Salim, who teaches Broadcast and Video Production, and a team of journalists for KFOR News 4 received an Alfred I. duPont-Columbia University award. They were recognized at a ceremony at Columbia University in New York on Jan. 22.
Their award-winning story focused on Glynn Simmons, an Oklahoma man who spent 48 years in prison for a murder in Edmond that he did not commit. He was declared actually innocent in December of 2023
“We’re just excited that he got out and that he gets to live a life, even as an older man now,” Salim said. “And the work we did helped him do that. It’s definitely cool to receive this honor and be recognized, but the big thing is that he’s out now.”
Salim said he recalls the moment when the story began. Simmons had sent letters to local news stations declaring his innocence, something he had maintained since he was convicted following a two-day trial in 1975.

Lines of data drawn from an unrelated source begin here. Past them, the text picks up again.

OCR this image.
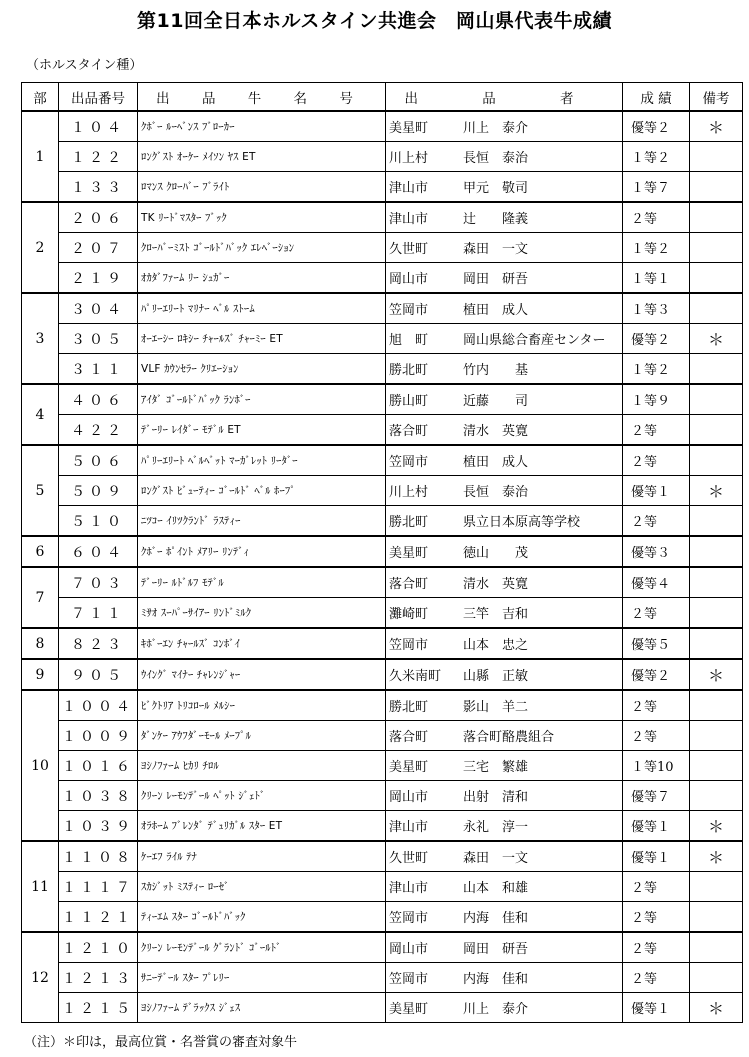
第11回全日本ホルスタイン共進会　岡山県代表牛成績
（ホルスタイン種）
部	出品番号	出 品 牛 名 号	出 品 者	成 績	備考
1	１０４	ｸﾎﾞｰ ﾙｰﾍﾞﾝｽ ﾌﾞﾛｰｶｰ	美星町 川上　泰介	優等２	＊
	１２２	ﾛﾝｸﾞｽﾄ ｵｰｹｰ ﾒｲｿﾝ ﾔｽ ET	川上村 長恒　泰治	１等２	
	１３３	ﾛﾏﾝｽ ｸﾛｰﾊﾞｰ ﾌﾞﾗｲﾄ	津山市 甲元　敬司	１等７	
2	２０６	TK ﾘｰﾄﾞﾏｽﾀｰ ﾌﾞｯｸ	津山市 辻　　隆義	２等	
	２０７	ｸﾛｰﾊﾞｰﾐｽﾄ ｺﾞｰﾙﾄﾞﾊﾞｯｸ ｴﾚﾍﾞｰｼｮﾝ	久世町 森田　一文	１等２	
	２１９	ｵｶﾀﾞﾌｧｰﾑ ﾘｰ ｼｭｶﾞｰ	岡山市 岡田　研吾	１等１	
3	３０４	ﾊﾟﾘｰｴﾘｰﾄ ﾏﾘﾅｰ ﾍﾞﾙ ｽﾄｰﾑ	笠岡市 植田　成人	１等３	
	３０５	ｵｰｴｰｼｰ ﾛｷｼｰ ﾁｬｰﾙｽﾞ ﾁｬｰﾐｰ ET	旭　町 岡山県総合畜産センター	優等２	＊
	３１１	VLF ｶｳﾝｾﾗｰ ｸﾘｴｰｼｮﾝ	勝北町 竹内　　基	１等２	
4	４０６	ｱｲﾀﾞ ｺﾞｰﾙﾄﾞﾊﾞｯｸ ﾗﾝﾎﾞｰ	勝山町 近藤　　司	１等９	
	４２２	ﾃﾞｰﾘｰ ﾚｲﾀﾞｰ ﾓﾃﾞﾙ ET	落合町 清水　英寛	２等	
5	５０６	ﾊﾟﾘｰｴﾘｰﾄ ﾍﾞﾙﾍﾞｯﾄ ﾏｰｶﾞﾚｯﾄ ﾘｰﾀﾞｰ	笠岡市 植田　成人	２等	
	５０９	ﾛﾝｸﾞｽﾄ ﾋﾞｭｰﾃｨｰ ｺﾞｰﾙﾄﾞ ﾍﾞﾙ ﾎｰﾌﾟ	川上村 長恒　泰治	優等１	＊
	５１０	ﾆﾂｺｰ ｲﾘﾂｸﾗﾝﾄﾞ ﾗｽﾃｨｰ	勝北町 県立日本原高等学校	２等	
6	６０４	ｸﾎﾞｰ ﾎﾟｲﾝﾄ ﾒｱﾘｰ ﾘﾝﾃﾞｨ	美星町 徳山　　茂	優等３	
7	７０３	ﾃﾞｰﾘｰ ﾙﾄﾞﾙﾌ ﾓﾃﾞﾙ	落合町 清水　英寛	優等４	
	７１１	ﾐｻｵ ｽｰﾊﾟｰｻｲｱｰ ﾘﾝﾄﾞﾐﾙｸ	灘崎町 三竿　吉和	２等	
8	８２３	ｷﾎﾞｰｴﾝ ﾁｬｰﾙｽﾞ ｺﾝﾎﾞｲ	笠岡市 山本　忠之	優等５	
9	９０５	ｳｲﾝｸﾞ ﾏｲﾅｰ ﾁｬﾚﾝｼﾞｬｰ	久米南町 山縣　正敏	優等２	＊
10	１００４	ﾋﾞｸﾄﾘｱ ﾄﾘｺﾛｰﾙ ﾒﾙｼｰ	勝北町 影山　羊二	２等	
	１００９	ﾀﾞﾝｹｰ ｱｳﾌﾀﾞｰﾓｰﾙ ﾒｰﾌﾟﾙ	落合町 落合町酪農組合	２等	
	１０１６	ﾖｼﾉﾌｧｰﾑ ﾋｶﾘ ﾁﾛﾙ	美星町 三宅　繁雄	１等10	
	１０３８	ｸﾘｰﾝ ﾚｰﾓﾝﾃﾞｰﾙ ﾍﾟｯﾄ ｼﾞｪﾄﾞ	岡山市 出射　清和	優等７	
	１０３９	ｵﾗﾎｰﾑ ﾌﾞﾚﾝﾀﾞ ﾃﾞｭﾘｶﾞﾙ ｽﾀｰ ET	津山市 永礼　淳一	優等１	＊
11	１１０８	ｹｰｴﾌ ﾗｲﾙ ﾃﾅ	久世町 森田　一文	優等１	＊
	１１１７	ｽｶｼﾞｯﾄ ﾐｽﾃｨｰ ﾛｰｾﾞ	津山市 山本　和雄	２等	
	１１２１	ﾃｨｰｴﾑ ｽﾀｰ ｺﾞｰﾙﾄﾞﾊﾞｯｸ	笠岡市 内海　佳和	２等	
12	１２１０	ｸﾘｰﾝ ﾚｰﾓﾝﾃﾞｰﾙ ｸﾞﾗﾝﾄﾞ ｺﾞｰﾙﾄﾞ	岡山市 岡田　研吾	２等	
	１２１３	ｻﾆｰﾃﾞｰﾙ ｽﾀｰ ﾌﾟﾚﾘｰ	笠岡市 内海　佳和	２等	
	１２１５	ﾖｼﾉﾌｧｰﾑ ﾃﾞﾗｯｸｽ ｼﾞｪｽ	美星町 川上　泰介	優等１	＊
（注）＊印は，最高位賞・名誉賞の審査対象牛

“He was writing to all the TV stations saying that he was innocent,” Salim said. “We had a web producer who saw it and got interested in the story.”
The weekend of Oct. 12, 2002 – OU-Texas weekend – Salim and reporter Ali Meyer covered the game in Dallas before returning to Oklahoma City. He then immediately hopped a flight to Louisiana to corroborate what Simmons had been saying: he wasn’t even in Oklahoma the evening of the murder.
“So I went to Louisiana and talked with his family and friends who said he was there when this all took place,” Salim said. “He could not have possibly been in Oklahoma to murder anyone.”
That footage and several hours’ worth of reporting work done by KFOR over the course of 20 years was put together in a special segment called “The Wrong Man”. It detailed Simmons’ case and highlighted details that suggested he should go free.